Karpenter on EKS — bin-packed dense nodes vs Cluster Autoscaler ASGs with wasted headroom.

April 22, 2026 · Anton Grishko

Karpenter is the most underrated EKS upgrade in years

If you're still running Cluster Autoscaler on EKS in 2026, you're paying 30–40% more for compute and getting slower scale-up. Here's the case for Karpenter.

TL;DR — If you still run Cluster Autoscaler on EKS, Karpenter is the highest-ROI swap you can make this quarter. Better bin-packing, 30-second scale-up via the EC2 Fleet API, real spot consolidation, and per-workload NodePools — 30–40% off your compute bill, out of the box.

The four things Karpenter does better

Bin-packing without ASGs. Cluster Autoscaler talks to Auto Scaling Groups, which means you pre-decide the instance type per group. Karpenter looks at the pending pods and asks "what's the cheapest instance type that fits?" — across the entire EC2 catalog. The result is denser packing and ~30% lower compute spend out of the box.

Faster scale-up. Cluster Autoscaler waits for the ASG to provision a node, then for kubelet to register, then for the scheduler to bind pods. Karpenter provisions the node directly via the EC2 Fleet API and pre-emptively creates a NotReady node so the pods schedule immediately. We see 30s scale-up vs 2–3 minutes with CAS.

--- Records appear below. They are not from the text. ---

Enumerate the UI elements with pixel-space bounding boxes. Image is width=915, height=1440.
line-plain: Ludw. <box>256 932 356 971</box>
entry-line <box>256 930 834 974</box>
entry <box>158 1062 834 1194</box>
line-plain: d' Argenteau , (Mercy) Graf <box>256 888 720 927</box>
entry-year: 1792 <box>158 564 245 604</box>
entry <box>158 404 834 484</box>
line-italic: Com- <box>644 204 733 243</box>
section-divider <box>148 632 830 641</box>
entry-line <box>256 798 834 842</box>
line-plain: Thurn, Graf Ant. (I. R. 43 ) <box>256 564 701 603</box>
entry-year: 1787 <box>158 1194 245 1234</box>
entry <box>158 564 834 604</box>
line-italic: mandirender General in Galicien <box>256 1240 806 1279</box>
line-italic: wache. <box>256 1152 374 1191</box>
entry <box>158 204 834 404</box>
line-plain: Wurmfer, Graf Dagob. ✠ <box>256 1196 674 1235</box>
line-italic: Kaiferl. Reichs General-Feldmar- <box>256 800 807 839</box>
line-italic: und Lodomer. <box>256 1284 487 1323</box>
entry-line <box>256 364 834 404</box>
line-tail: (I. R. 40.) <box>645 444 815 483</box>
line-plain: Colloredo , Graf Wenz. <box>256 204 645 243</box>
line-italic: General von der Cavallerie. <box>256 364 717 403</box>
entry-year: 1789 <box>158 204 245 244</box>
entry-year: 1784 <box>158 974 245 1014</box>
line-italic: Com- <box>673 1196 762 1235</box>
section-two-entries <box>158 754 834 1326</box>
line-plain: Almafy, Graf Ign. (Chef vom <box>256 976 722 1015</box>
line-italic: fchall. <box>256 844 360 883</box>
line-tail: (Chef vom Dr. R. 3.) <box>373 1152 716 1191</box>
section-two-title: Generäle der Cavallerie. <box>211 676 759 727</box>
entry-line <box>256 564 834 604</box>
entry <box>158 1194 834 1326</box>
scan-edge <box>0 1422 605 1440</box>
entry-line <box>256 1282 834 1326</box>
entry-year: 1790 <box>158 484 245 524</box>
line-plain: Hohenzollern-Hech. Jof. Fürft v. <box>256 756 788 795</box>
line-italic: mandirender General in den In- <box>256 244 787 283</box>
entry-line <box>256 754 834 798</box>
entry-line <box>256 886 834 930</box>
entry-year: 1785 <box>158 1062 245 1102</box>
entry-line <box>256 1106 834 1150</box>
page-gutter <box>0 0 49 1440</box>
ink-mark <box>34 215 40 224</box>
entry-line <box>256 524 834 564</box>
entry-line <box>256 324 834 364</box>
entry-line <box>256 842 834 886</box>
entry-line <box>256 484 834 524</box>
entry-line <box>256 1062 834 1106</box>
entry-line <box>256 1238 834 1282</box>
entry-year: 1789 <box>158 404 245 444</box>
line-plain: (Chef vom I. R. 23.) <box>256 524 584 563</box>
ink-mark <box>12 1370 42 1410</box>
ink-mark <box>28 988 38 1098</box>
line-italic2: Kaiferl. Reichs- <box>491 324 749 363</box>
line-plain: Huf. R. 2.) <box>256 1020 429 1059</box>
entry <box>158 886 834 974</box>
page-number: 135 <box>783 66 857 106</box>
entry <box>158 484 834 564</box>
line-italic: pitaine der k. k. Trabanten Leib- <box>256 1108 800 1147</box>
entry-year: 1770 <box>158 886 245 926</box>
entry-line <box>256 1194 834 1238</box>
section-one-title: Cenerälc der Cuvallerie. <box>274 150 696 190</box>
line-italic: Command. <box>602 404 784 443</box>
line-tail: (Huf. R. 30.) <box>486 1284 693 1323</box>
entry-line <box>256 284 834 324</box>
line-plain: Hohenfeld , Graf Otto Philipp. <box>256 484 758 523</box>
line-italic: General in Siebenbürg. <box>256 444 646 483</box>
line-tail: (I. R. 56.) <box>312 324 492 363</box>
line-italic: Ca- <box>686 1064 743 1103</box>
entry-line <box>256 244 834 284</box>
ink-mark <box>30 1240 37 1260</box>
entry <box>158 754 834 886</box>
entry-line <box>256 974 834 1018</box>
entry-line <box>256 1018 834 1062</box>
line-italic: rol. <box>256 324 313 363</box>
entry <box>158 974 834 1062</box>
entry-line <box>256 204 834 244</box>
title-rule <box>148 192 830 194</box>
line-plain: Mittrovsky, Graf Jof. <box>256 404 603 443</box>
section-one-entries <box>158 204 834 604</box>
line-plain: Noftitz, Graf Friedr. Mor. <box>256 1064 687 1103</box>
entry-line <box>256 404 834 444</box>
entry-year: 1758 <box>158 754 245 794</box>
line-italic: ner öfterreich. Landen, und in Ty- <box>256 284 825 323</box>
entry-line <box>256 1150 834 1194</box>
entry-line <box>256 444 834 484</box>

Spot consolidation that actually works. Karpenter's consolidation controller continuously asks: "could I terminate this node and reschedule its pods cheaper somewhere else?" If yes, it does. Cluster Autoscaler's scale-down is binary and conservative — it only removes nodes that are entirely empty. Karpenter actively rebalances. On a typical workload that's another 15–20% saved. For how we measure that in Grafana, see Per-NodePool cost in Karpenter.

Per-workload constraints. Karpenter NodePools (formerly Provisioners) let you express things like "this workload can run on spot, must be amd64, must NOT use t-family burstable" inline with the workload spec via standard Kubernetes node selectors and tolerations. No managed-node-group sprawl.

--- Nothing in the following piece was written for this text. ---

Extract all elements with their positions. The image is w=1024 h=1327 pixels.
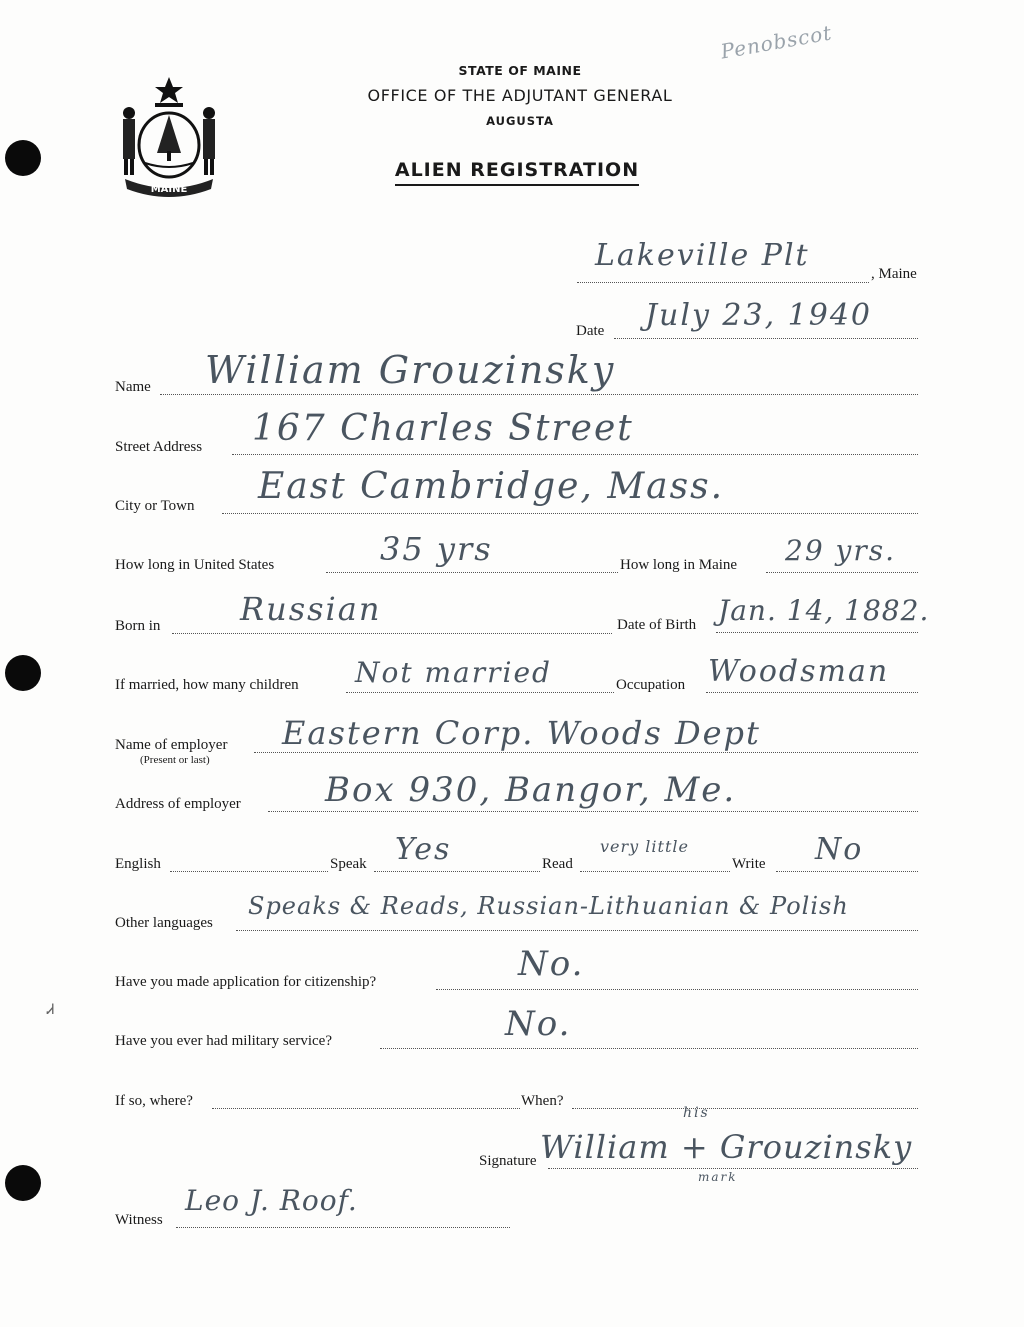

When Cluster Autoscaler still makes sense

Strict node-group quota policies — some org SCPs forbid arbitrary RunInstances. Karpenter wants the freedom to pick instance types; CAS works within pre-approved ASG types.
Heavy reliance on managed node groups for OS patching cadence, draining, etc. Karpenter has its own drain/disruption logic but it's different.
Smaller fleets — a 3-node cluster doesn't benefit from Karpenter's bin-packing because you don't have enough nodes to consolidate across.

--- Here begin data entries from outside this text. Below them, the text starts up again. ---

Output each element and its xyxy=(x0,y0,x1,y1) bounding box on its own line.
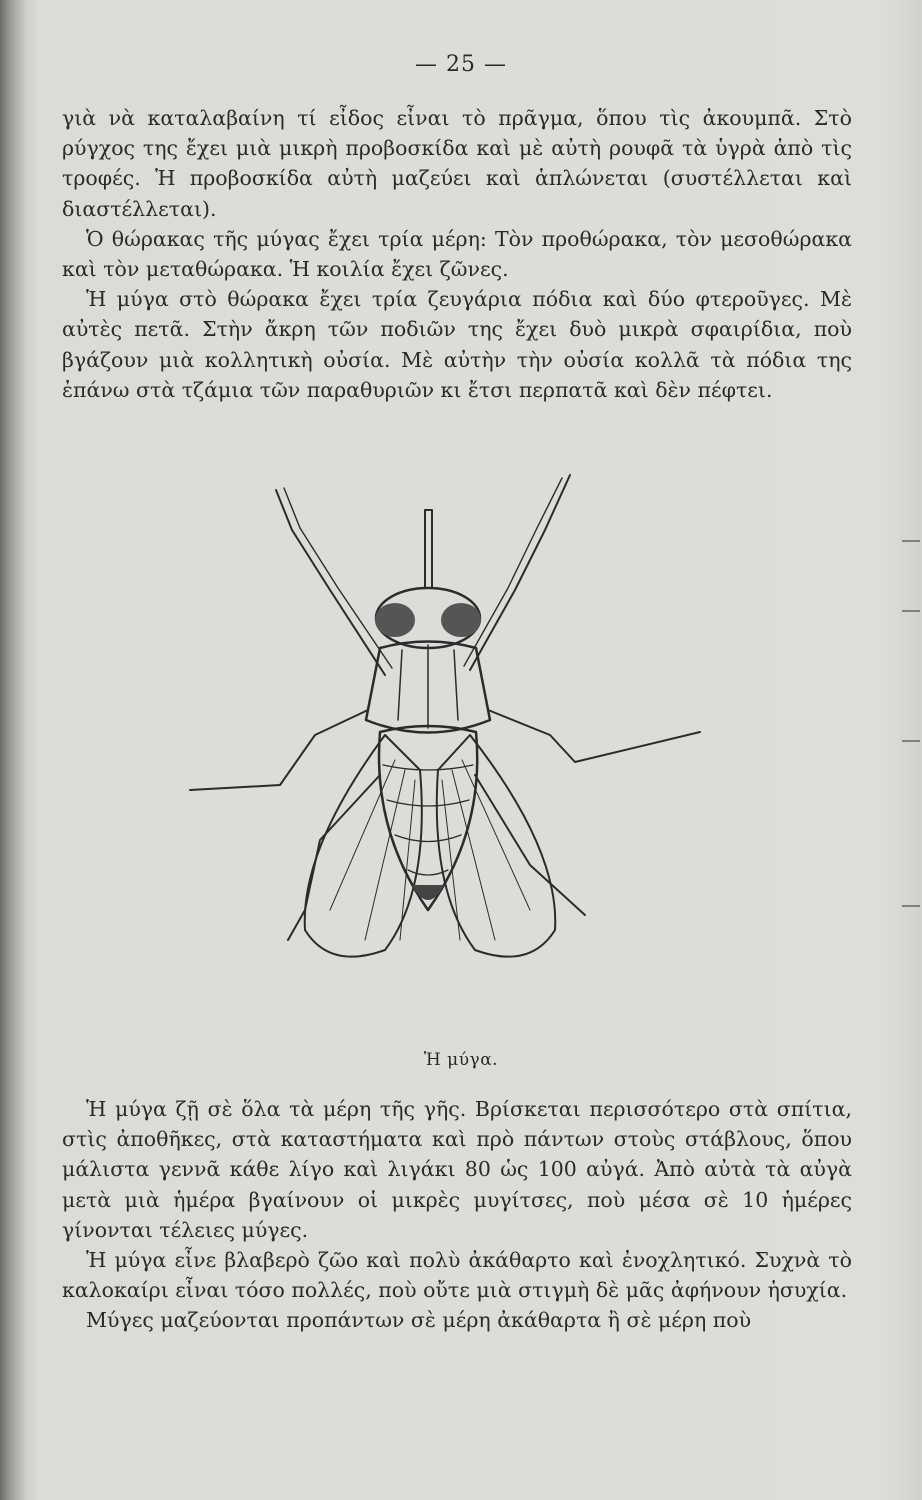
edge-mark xyxy=(902,905,920,907)
paragraph: γιὰ νὰ καταλαβαίνη τί εἶδος εἶναι τὸ πρᾶγμα, ὅπου τὶς ἀκουμπᾶ. Στὸ ρύγχος της ἔχει μιὰ μικρὴ προβοσκίδα καὶ μὲ αὐτὴ ρουφᾶ τὰ ὑγρὰ ἀπὸ τὶς τροφές. Ἡ προβοσκίδα αὐτὴ μαζεύει καὶ ἁπλώνεται (συστέλλεται καὶ διαστέλλεται). xyxy=(62,106,852,221)
housefly-illustration xyxy=(180,470,740,1010)
edge-mark xyxy=(902,540,920,542)
paragraph: Ὁ θώρακας τῆς μύγας ἔχει τρία μέρη: Τὸν προθώρακα, τὸν μεσοθώρακα καὶ τὸν μεταθώρακα. Ἡ κοιλία ἔχει ζῶνες. xyxy=(62,226,852,282)
paragraph: Ἡ μύγα ζῇ σὲ ὅλα τὰ μέρη τῆς γῆς. Βρίσκεται περισσότερο στὰ σπίτια, στὶς ἀποθῆκες, στὰ καταστήματα καὶ πρὸ πάντων στοὺς στάβλους, ὅπου μάλιστα γεννᾶ κάθε λίγο καὶ λιγάκι 80 ὡς 100 αὐγά. Ἀπὸ αὐτὰ τὰ αὐγὰ μετὰ μιὰ ἡμέρα βγαίνουν οἱ μικρὲς μυγίτσες, ποὺ μέσα σὲ 10 ἡμέρες γίνονται τέλειες μύγες. xyxy=(62,1097,852,1242)
paragraph: Μύγες μαζεύονται προπάντων σὲ μέρη ἀκάθαρτα ἢ σὲ μέρη ποὺ xyxy=(86,1308,752,1333)
top-text-block xyxy=(62,103,852,405)
paragraph: Ἡ μύγα εἶνε βλαβερὸ ζῶο καὶ πολὺ ἀκάθαρτο καὶ ἐνοχλητικό. Συχνὰ τὸ καλοκαίρι εἶναι τόσο πολλές, ποὺ οὔτε μιὰ στιγμὴ δὲ μᾶς ἀφήνουν ἡσυχία. xyxy=(62,1248,852,1303)
paragraph: Ἡ μύγα στὸ θώρακα ἔχει τρία ζευγάρια πόδια καὶ δύο φτεροῦγες. Μὲ αὐτὲς πετᾶ. Στὴν ἄκρη τῶν ποδιῶν της ἔχει δυὸ μικρὰ σφαιρίδια, ποὺ βγάζουν μιὰ κολλητικὴ οὐσία. Μὲ αὐτὴν τὴν οὐσία κολλᾶ τὰ πόδια της ἐπάνω στὰ τζάμια τῶν παραθυριῶν κι ἔτσι περπατᾶ καὶ δὲν πέφτει. xyxy=(62,287,852,402)
page-number: — 25 — xyxy=(415,52,507,77)
bottom-text-block xyxy=(62,1094,852,1336)
edge-mark xyxy=(902,740,920,742)
figure-caption: Ἡ μύγα. xyxy=(423,1050,499,1070)
edge-mark xyxy=(902,610,920,612)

How we configure Karpenter on Kuberly clusters

apiVersion: karpenter.sh/v1
kind: NodePool
metadata:
  name: default
spec:
  template:
    spec:
      requirements:
        - key: karpenter.sh/capacity-type
          operator: In
          values: ["spot", "on-demand"]
        - key: kubernetes.io/arch
          operator: In
          values: ["amd64", "arm64"]
        - key: karpenter.k8s.aws/instance-family
          operator: In
          values: ["m6i", "m6a", "m7i", "c6i", "c7i", "r6i"]
      nodeClassRef:
        group: karpenter.k8s.aws
        kind: EC2NodeClass
        name: bottlerocket
  disruption:
    consolidationPolicy: WhenEmptyOrUnderutilized
    consolidateAfter: 30s
    budgets:
      - nodes: "10%"

Three things to notice:

Both spot and on-demand, with spot priority. Workloads tolerate spot interruption via karpenter.sh/disruption=NoSchedule:NoExecute if they shouldn't.
Both amd64 and arm64. Most workloads run fine on Graviton (arm64). Karpenter picks based on which is cheapest at any given moment. Mixed-arch fleet without thought.
Bottlerocket as the default node class. Smaller attack surface, atomic OS updates, locked filesystem.

What breaks

Two things to be aware of:

DaemonSets that assume specific instance types. Some monitoring agents have hardcoded resource limits that don't fit small spot instances. Audit your DaemonSets.
Pods without proper requests/limits. Karpenter's bin-packing math is only as good as your pod resource requests. If you set cpu: "1" on a pod that actually uses 50m, you're going to over-provision. Use VPA in recommendation mode for a week to calibrate.

TL;DR

If you have a non-trivial EKS cluster on EC2 and you haven't switched to Karpenter, the migration is the highest-ROI infrastructure change you can make this quarter. Every Kuberly customer cluster runs it by default — see Production AWS in hours, not weeks for the full baseline we ship.